Asked if the deal will involve future layoffs, Aphria said in an email to The Canadian Press that "for now (and into the foreseeable future), it is business as usual in all respects."

"Until the business combination is complete, Aphria and Tilray will remain separate companies and we remain committed to ensuring that we have the requisite skills and talent necessary at all levels to achieve our corporate objectives," the company wrote.

However, Simon said the deal will unlock at least $100 million of annual pre-tax cost synergies within two years of closing.

"With the Canadian licensed producers, to find $100 million in synergies and savings is pretty difficult," Simon said.

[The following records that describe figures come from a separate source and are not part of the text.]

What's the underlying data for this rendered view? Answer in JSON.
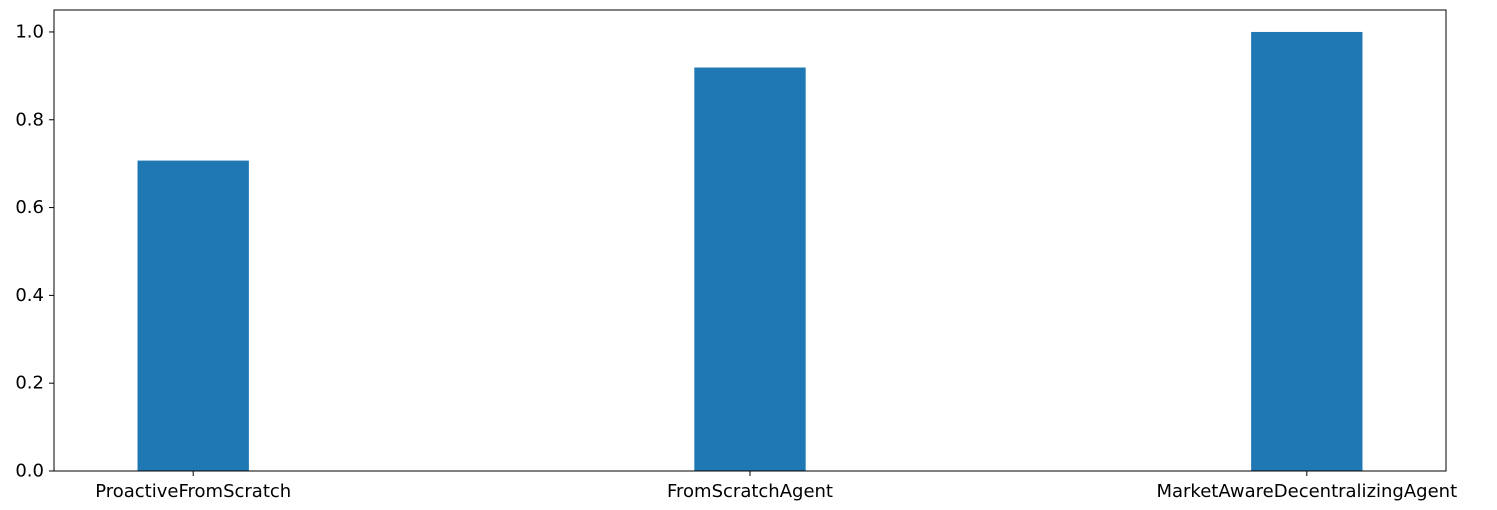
{
  "chart_data": {
    "type": "bar",
    "title": "",
    "xlabel": "",
    "ylabel": "",
    "categories": [
      "ProactiveFromScratch",
      "FromScratchAgent",
      "MarketAwareDecentralizingAgent"
    ],
    "values": [
      0.707,
      0.919,
      1.0
    ],
    "ylim": [
      0,
      1.05
    ],
    "yticks": [
      0.0,
      0.2,
      0.4,
      0.6,
      0.8,
      1.0
    ],
    "ytick_labels": [
      "0.0",
      "0.2",
      "0.4",
      "0.6",
      "0.8",
      "1.0"
    ],
    "grid": false,
    "bar_color": "#1f77b4",
    "axis_color": "#000000"
  }
}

Simon and Kennedy believe they will uncover synergies and savings in cultivation and production, cannabis and product purchasing and sales, marketing and corporate expenses. 

Aphria’s Leamington operations will be able to provide additional supply for Tilray’s brands and replace the need for Tilray to use wholesale cannabis purchases from other licensed producers, they said.

Meanwhile, Tilray’s London, Ont. facility will provide Aphria with excess capacity to increase production of items like edibles and beverages. 

The pair are also considering using Tilray’s existing Nanaimo facility to help Aphria’s Broken Coast brand meet increasing consumer demand.